Indeed. But I suspect it is not going to be a neat falling-dominos effect, as it is sometimes explained, starting with one tripping station and then a cascade across the whole line until all the dominos are flat.
In reality, it is more like the dominos is stacked in various interconnecting patterns across a large floor, and they will start falling from multiple points. At the same time, everyone who is NRS048 compliant will also disconnect their loads from the grid, so you have a simultaneous process of power stations AND loads disconnecting, or in the domino scenario: There is a second process that runs concurrently to stop more dominos from falling.
The result is likely going to be a state of equilibruim, where some power stations still run, and some loads are still supplied. Or to stick with the analogy, when the dust settles, some dominos will still be standing.
Then everything has to be slowly added back. And that is indeed the best worst-case scenario.
Again, that is where one can miss salient titbits. It is about what Futuregrowth said … Intellidex director Peter Attard Montalto … and “Grid collapse” being highly unlikely.
You then went ahead and started talking about gid collapse. Feuling fears.
The point I’m making, above stage 6 and it looks “bad”, could trigger FEARS of grid collapse for investors and financial markets …
Actual “Grid Collapse”, most probably anarchy after ±24-36h.

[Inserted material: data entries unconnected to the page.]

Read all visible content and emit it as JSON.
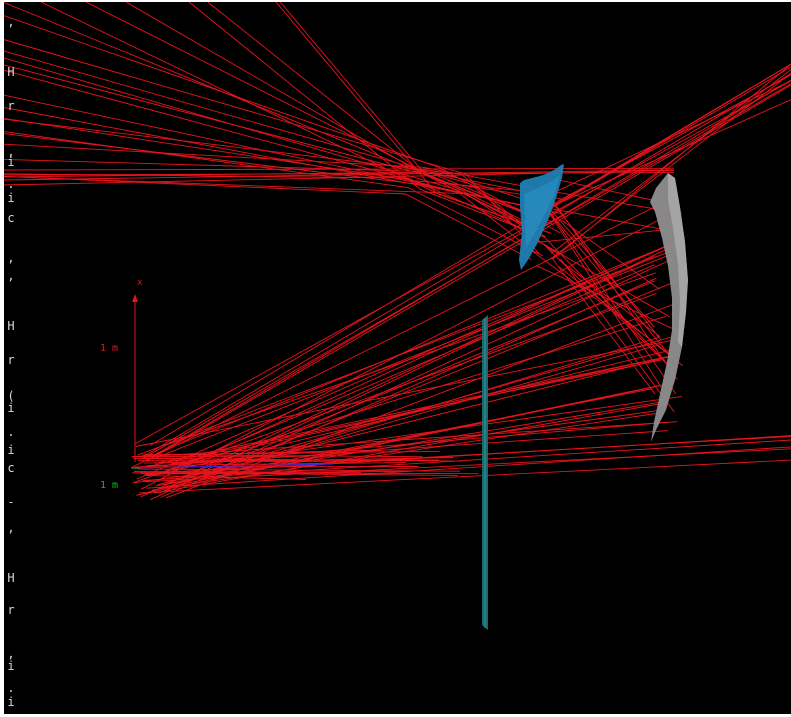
{
  "colors": {
    "background": "#000000",
    "ray": "#e8141c",
    "mirror_blue": "#1f7fb3",
    "mirror_gray": "#8e8e8e",
    "plate_teal": "#1b6f73",
    "axis_x": "#e01818",
    "axis_y": "#15c015",
    "axis_z": "#2a2ae0",
    "gutter_text": "#d8d8d8"
  },
  "left_gutter_chars": [
    ",",
    "H",
    "r",
    ",",
    "i",
    ".",
    "i",
    "c",
    ",",
    ",",
    "H",
    "r",
    "(",
    "i",
    ".",
    "i",
    "c",
    "-",
    ",",
    "H",
    "r",
    ",",
    "i",
    ".",
    "i"
  ],
  "axes": {
    "x_letter": "x",
    "x_scale_label": "1 m",
    "y_scale_label": "1 m"
  },
  "scene": {
    "components": [
      "mirror-blue",
      "mirror-gray",
      "plate-teal",
      "ray-bundle",
      "axis-gizmo"
    ],
    "ray_count": 90
  }
}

In other news … damn close to 12h off.
… and just to P me off, there is another cold front moving in over Cpt this weekend …
I get it, I was adding on to this. People think a high stage of load shedding means we’re getting closer to grid collapse. That is actually not the case at all. In some ways, the higher the stage, the further we are away from collapse. We drop loads precisely to avoid the possibility of collapse.

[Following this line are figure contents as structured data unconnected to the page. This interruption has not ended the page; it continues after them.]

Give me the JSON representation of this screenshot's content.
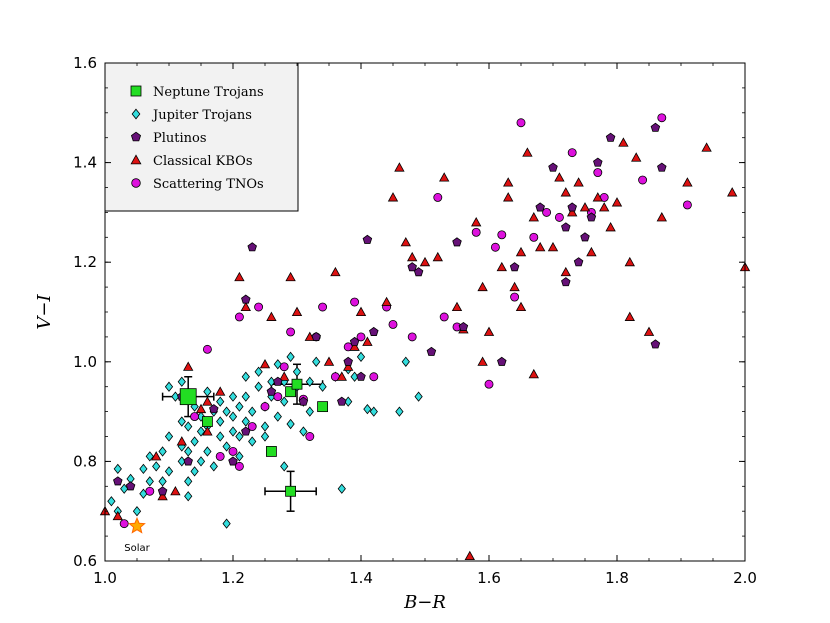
{
  "chart_data": {
    "type": "scatter",
    "xlabel": "B−R",
    "ylabel": "V−I",
    "xlim": [
      1.0,
      2.0
    ],
    "ylim": [
      0.6,
      1.6
    ],
    "x_ticks": [
      "1.0",
      "1.2",
      "1.4",
      "1.6",
      "1.8",
      "2.0"
    ],
    "y_ticks": [
      "0.6",
      "0.8",
      "1.0",
      "1.2",
      "1.4",
      "1.6"
    ],
    "legend_position": "top-left",
    "colors": {
      "neptune": "#22dd22",
      "jupiter": "#33dddd",
      "plutinos": "#661177",
      "classical": "#dd1111",
      "scattering": "#dd11dd",
      "solar_fill": "#ffaa00",
      "solar_edge": "#ff6600",
      "legend_bg": "#f2f2f2"
    },
    "series": [
      {
        "name": "Neptune Trojans",
        "marker": "square",
        "points": [
          [
            1.13,
            0.93
          ],
          [
            1.16,
            0.88
          ],
          [
            1.26,
            0.82
          ],
          [
            1.29,
            0.94
          ],
          [
            1.3,
            0.955
          ],
          [
            1.34,
            0.91
          ],
          [
            1.29,
            0.74
          ]
        ]
      },
      {
        "name": "Jupiter Trojans",
        "marker": "diamond",
        "points": [
          [
            1.01,
            0.72
          ],
          [
            1.02,
            0.785
          ],
          [
            1.02,
            0.7
          ],
          [
            1.03,
            0.745
          ],
          [
            1.04,
            0.765
          ],
          [
            1.05,
            0.7
          ],
          [
            1.06,
            0.735
          ],
          [
            1.06,
            0.785
          ],
          [
            1.07,
            0.76
          ],
          [
            1.07,
            0.81
          ],
          [
            1.08,
            0.79
          ],
          [
            1.09,
            0.76
          ],
          [
            1.09,
            0.82
          ],
          [
            1.1,
            0.78
          ],
          [
            1.1,
            0.85
          ],
          [
            1.1,
            0.95
          ],
          [
            1.11,
            0.93
          ],
          [
            1.12,
            0.8
          ],
          [
            1.12,
            0.83
          ],
          [
            1.12,
            0.88
          ],
          [
            1.12,
            0.96
          ],
          [
            1.13,
            0.73
          ],
          [
            1.13,
            0.76
          ],
          [
            1.13,
            0.82
          ],
          [
            1.13,
            0.87
          ],
          [
            1.14,
            0.78
          ],
          [
            1.14,
            0.84
          ],
          [
            1.14,
            0.91
          ],
          [
            1.15,
            0.8
          ],
          [
            1.15,
            0.86
          ],
          [
            1.15,
            0.89
          ],
          [
            1.16,
            0.82
          ],
          [
            1.16,
            0.87
          ],
          [
            1.16,
            0.94
          ],
          [
            1.17,
            0.79
          ],
          [
            1.17,
            0.9
          ],
          [
            1.18,
            0.85
          ],
          [
            1.18,
            0.88
          ],
          [
            1.18,
            0.92
          ],
          [
            1.19,
            0.83
          ],
          [
            1.19,
            0.9
          ],
          [
            1.19,
            0.675
          ],
          [
            1.2,
            0.86
          ],
          [
            1.2,
            0.89
          ],
          [
            1.2,
            0.93
          ],
          [
            1.21,
            0.81
          ],
          [
            1.21,
            0.85
          ],
          [
            1.21,
            0.91
          ],
          [
            1.22,
            0.88
          ],
          [
            1.22,
            0.93
          ],
          [
            1.22,
            0.97
          ],
          [
            1.23,
            0.84
          ],
          [
            1.23,
            0.9
          ],
          [
            1.24,
            0.95
          ],
          [
            1.24,
            0.98
          ],
          [
            1.25,
            0.91
          ],
          [
            1.25,
            0.87
          ],
          [
            1.26,
            0.93
          ],
          [
            1.26,
            0.96
          ],
          [
            1.27,
            0.89
          ],
          [
            1.27,
            0.995
          ],
          [
            1.28,
            0.92
          ],
          [
            1.28,
            0.96
          ],
          [
            1.29,
            0.875
          ],
          [
            1.29,
            1.01
          ],
          [
            1.3,
            0.95
          ],
          [
            1.3,
            0.98
          ],
          [
            1.31,
            0.86
          ],
          [
            1.31,
            0.92
          ],
          [
            1.32,
            0.9
          ],
          [
            1.32,
            0.96
          ],
          [
            1.33,
            1.0
          ],
          [
            1.34,
            0.95
          ],
          [
            1.36,
            0.97
          ],
          [
            1.37,
            0.745
          ],
          [
            1.38,
            0.92
          ],
          [
            1.38,
            0.985
          ],
          [
            1.39,
            0.97
          ],
          [
            1.4,
            1.01
          ],
          [
            1.41,
            0.905
          ],
          [
            1.42,
            0.9
          ],
          [
            1.46,
            0.9
          ],
          [
            1.47,
            1.0
          ],
          [
            1.49,
            0.93
          ],
          [
            1.25,
            0.85
          ],
          [
            1.28,
            0.79
          ]
        ]
      },
      {
        "name": "Plutinos",
        "marker": "pentagon",
        "points": [
          [
            1.02,
            0.76
          ],
          [
            1.04,
            0.75
          ],
          [
            1.09,
            0.74
          ],
          [
            1.12,
            0.93
          ],
          [
            1.13,
            0.8
          ],
          [
            1.17,
            0.905
          ],
          [
            1.2,
            0.8
          ],
          [
            1.22,
            0.86
          ],
          [
            1.22,
            1.125
          ],
          [
            1.23,
            1.23
          ],
          [
            1.26,
            0.94
          ],
          [
            1.27,
            0.96
          ],
          [
            1.31,
            0.92
          ],
          [
            1.33,
            1.05
          ],
          [
            1.37,
            0.92
          ],
          [
            1.38,
            1.0
          ],
          [
            1.39,
            1.04
          ],
          [
            1.4,
            0.97
          ],
          [
            1.41,
            1.245
          ],
          [
            1.42,
            1.06
          ],
          [
            1.48,
            1.19
          ],
          [
            1.49,
            1.18
          ],
          [
            1.51,
            1.02
          ],
          [
            1.55,
            1.24
          ],
          [
            1.56,
            1.07
          ],
          [
            1.62,
            1.0
          ],
          [
            1.64,
            1.19
          ],
          [
            1.68,
            1.31
          ],
          [
            1.7,
            1.39
          ],
          [
            1.72,
            1.27
          ],
          [
            1.72,
            1.16
          ],
          [
            1.73,
            1.31
          ],
          [
            1.75,
            1.25
          ],
          [
            1.76,
            1.29
          ],
          [
            1.77,
            1.4
          ],
          [
            1.79,
            1.45
          ],
          [
            1.86,
            1.47
          ],
          [
            1.87,
            1.39
          ],
          [
            1.86,
            1.035
          ],
          [
            1.74,
            1.2
          ]
        ]
      },
      {
        "name": "Classical KBOs",
        "marker": "triangle",
        "points": [
          [
            1.0,
            0.7
          ],
          [
            1.02,
            0.69
          ],
          [
            1.08,
            0.81
          ],
          [
            1.09,
            0.73
          ],
          [
            1.11,
            0.74
          ],
          [
            1.12,
            0.84
          ],
          [
            1.13,
            0.99
          ],
          [
            1.15,
            0.905
          ],
          [
            1.16,
            0.86
          ],
          [
            1.18,
            0.94
          ],
          [
            1.21,
            1.17
          ],
          [
            1.22,
            1.11
          ],
          [
            1.25,
            0.995
          ],
          [
            1.26,
            1.09
          ],
          [
            1.28,
            0.97
          ],
          [
            1.29,
            1.17
          ],
          [
            1.3,
            1.1
          ],
          [
            1.32,
            1.05
          ],
          [
            1.35,
            1.0
          ],
          [
            1.36,
            1.18
          ],
          [
            1.37,
            0.97
          ],
          [
            1.38,
            0.99
          ],
          [
            1.39,
            1.03
          ],
          [
            1.4,
            1.1
          ],
          [
            1.41,
            1.04
          ],
          [
            1.44,
            1.12
          ],
          [
            1.45,
            1.33
          ],
          [
            1.46,
            1.39
          ],
          [
            1.47,
            1.24
          ],
          [
            1.48,
            1.21
          ],
          [
            1.5,
            1.2
          ],
          [
            1.52,
            1.21
          ],
          [
            1.53,
            1.37
          ],
          [
            1.55,
            1.11
          ],
          [
            1.56,
            1.065
          ],
          [
            1.57,
            0.61
          ],
          [
            1.58,
            1.28
          ],
          [
            1.59,
            1.0
          ],
          [
            1.59,
            1.15
          ],
          [
            1.6,
            1.06
          ],
          [
            1.62,
            1.19
          ],
          [
            1.63,
            1.36
          ],
          [
            1.63,
            1.33
          ],
          [
            1.64,
            1.15
          ],
          [
            1.65,
            1.22
          ],
          [
            1.65,
            1.11
          ],
          [
            1.66,
            1.42
          ],
          [
            1.67,
            1.29
          ],
          [
            1.67,
            0.975
          ],
          [
            1.68,
            1.23
          ],
          [
            1.7,
            1.23
          ],
          [
            1.71,
            1.37
          ],
          [
            1.72,
            1.18
          ],
          [
            1.72,
            1.34
          ],
          [
            1.73,
            1.3
          ],
          [
            1.74,
            1.36
          ],
          [
            1.75,
            1.31
          ],
          [
            1.76,
            1.22
          ],
          [
            1.77,
            1.33
          ],
          [
            1.78,
            1.31
          ],
          [
            1.79,
            1.27
          ],
          [
            1.8,
            1.32
          ],
          [
            1.81,
            1.44
          ],
          [
            1.82,
            1.2
          ],
          [
            1.82,
            1.09
          ],
          [
            1.83,
            1.41
          ],
          [
            1.85,
            1.06
          ],
          [
            1.87,
            1.29
          ],
          [
            1.91,
            1.36
          ],
          [
            1.94,
            1.43
          ],
          [
            1.98,
            1.34
          ],
          [
            2.0,
            1.19
          ],
          [
            1.16,
            0.92
          ]
        ]
      },
      {
        "name": "Scattering TNOs",
        "marker": "circle",
        "points": [
          [
            1.03,
            0.675
          ],
          [
            1.07,
            0.74
          ],
          [
            1.14,
            0.89
          ],
          [
            1.16,
            1.025
          ],
          [
            1.18,
            0.81
          ],
          [
            1.2,
            0.82
          ],
          [
            1.21,
            0.79
          ],
          [
            1.21,
            1.09
          ],
          [
            1.23,
            0.87
          ],
          [
            1.24,
            1.11
          ],
          [
            1.25,
            0.91
          ],
          [
            1.27,
            0.93
          ],
          [
            1.28,
            0.99
          ],
          [
            1.29,
            1.06
          ],
          [
            1.31,
            0.925
          ],
          [
            1.32,
            0.85
          ],
          [
            1.33,
            1.05
          ],
          [
            1.34,
            1.11
          ],
          [
            1.36,
            0.97
          ],
          [
            1.38,
            1.03
          ],
          [
            1.39,
            1.12
          ],
          [
            1.4,
            1.05
          ],
          [
            1.42,
            0.97
          ],
          [
            1.44,
            1.11
          ],
          [
            1.45,
            1.075
          ],
          [
            1.48,
            1.05
          ],
          [
            1.52,
            1.33
          ],
          [
            1.53,
            1.09
          ],
          [
            1.55,
            1.07
          ],
          [
            1.58,
            1.26
          ],
          [
            1.6,
            0.955
          ],
          [
            1.61,
            1.23
          ],
          [
            1.62,
            1.255
          ],
          [
            1.64,
            1.13
          ],
          [
            1.65,
            1.48
          ],
          [
            1.67,
            1.25
          ],
          [
            1.69,
            1.3
          ],
          [
            1.71,
            1.29
          ],
          [
            1.73,
            1.42
          ],
          [
            1.76,
            1.3
          ],
          [
            1.78,
            1.33
          ],
          [
            1.84,
            1.365
          ],
          [
            1.87,
            1.49
          ],
          [
            1.91,
            1.315
          ],
          [
            1.77,
            1.38
          ]
        ]
      }
    ],
    "error_bars": [
      {
        "x": 1.13,
        "y": 0.93,
        "xerr": 0.04,
        "yerr": 0.04
      },
      {
        "x": 1.3,
        "y": 0.955,
        "xerr": 0.04,
        "yerr": 0.04
      },
      {
        "x": 1.29,
        "y": 0.74,
        "xerr": 0.04,
        "yerr": 0.04
      }
    ],
    "large_markers": [
      [
        1.13,
        0.93
      ]
    ],
    "solar": {
      "label": "Solar",
      "x": 1.05,
      "y": 0.67
    }
  }
}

The way the narrative is peddled actually scares investors away, which is really unnecessary.
Your assumption is that both sides are balanced NRS loads and Generator side. Likely (my best guess with some inside view from the past admittedly) this is not the case. In tripping, there are a lot of small variance, not all plant will trip at exactly the same level, way more nuanced than that.
Problem being the following 2 scenarios:
The Simmerpan control managing the Generation and Demand side has some type of oversight/bad planning/failure and they fail to manage the load and reduce it to keep the Freq in limits. When the first generator goes wall, now we have an even bigger or faster sloped Freq drop and that will cause even more generation to disconnect, cascading. Dis n wagon situate. Even when the NRS loads disconnect the slop of Freq drop may be overwhelming. This is what has happened in the past elsewhere.

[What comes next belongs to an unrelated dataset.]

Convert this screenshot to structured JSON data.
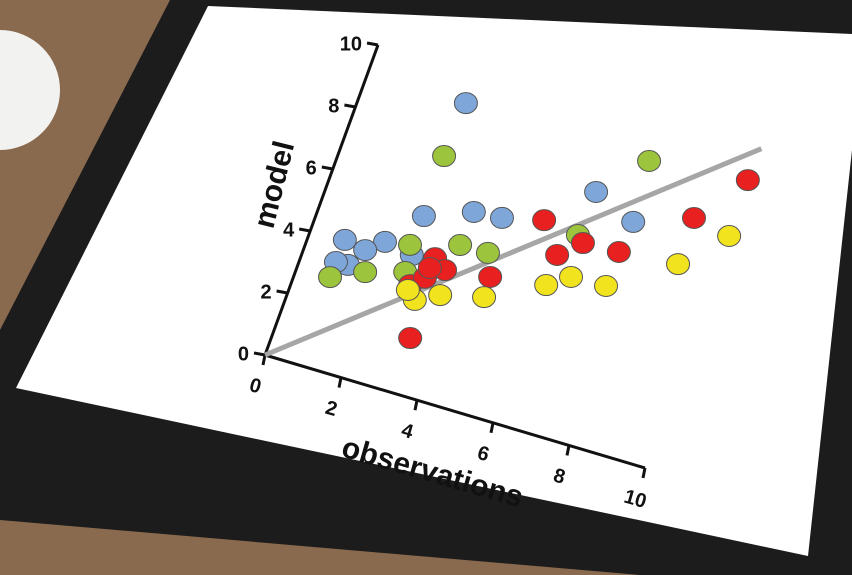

The other scenario is where a bunch of generation plant disconnects in quick succession (unplanned outage trips), unlikely but not 0% and the load cannot be reduced in time to prevent Freq sag to below threshold. The overwhelming magnitude of Freq sag will case the cascading disconnects.
Oh, yes. 100%. Definitely didn’t mean it in a “eSkOm iS lYinG” way, just more of an actual vs planned if you factor in the local municipality’s infrastructure taking strain. We’ve had incoming breakers tripping, which means waiting for Eskom, overload which means waiting for the load from areas getting switched on to stabilize before switching us on, minisub broken into during loadshedding, cables stolen during loadshedding…
We’re lucky in that we can be backfed during the longer outages, but the other side of the neighbourhood is not so lucky.
There must be more to it. In March he said to embrace it, and even criticised the anti-nuclear people a bit. But it seems like he favours Russia as the supplier of such a thing in future. Mantashe doesn’t appear to be anti-nuclear, at least not in principle.
The assistance from the IAEA goes back to November last year. The DA credits itself for making it happen.
This is probably simply the ANC refusing to let the DA interfere, essentially saying: Thanks, we’ve got this in hand, don’t need your help. We already integrated your recommendations.
I think the “outrage” part here is based on the assumption that we need all the help we can get. I’m not sure that is always the case. Adding manpower to a late project tends to make it later.
If Koeberg has challenges, and this goes back to pre-Nov 2022 … then I take this with a bit of salt … “Adding manpower to a late project tends to make it later.” … and not in the flavoring sense.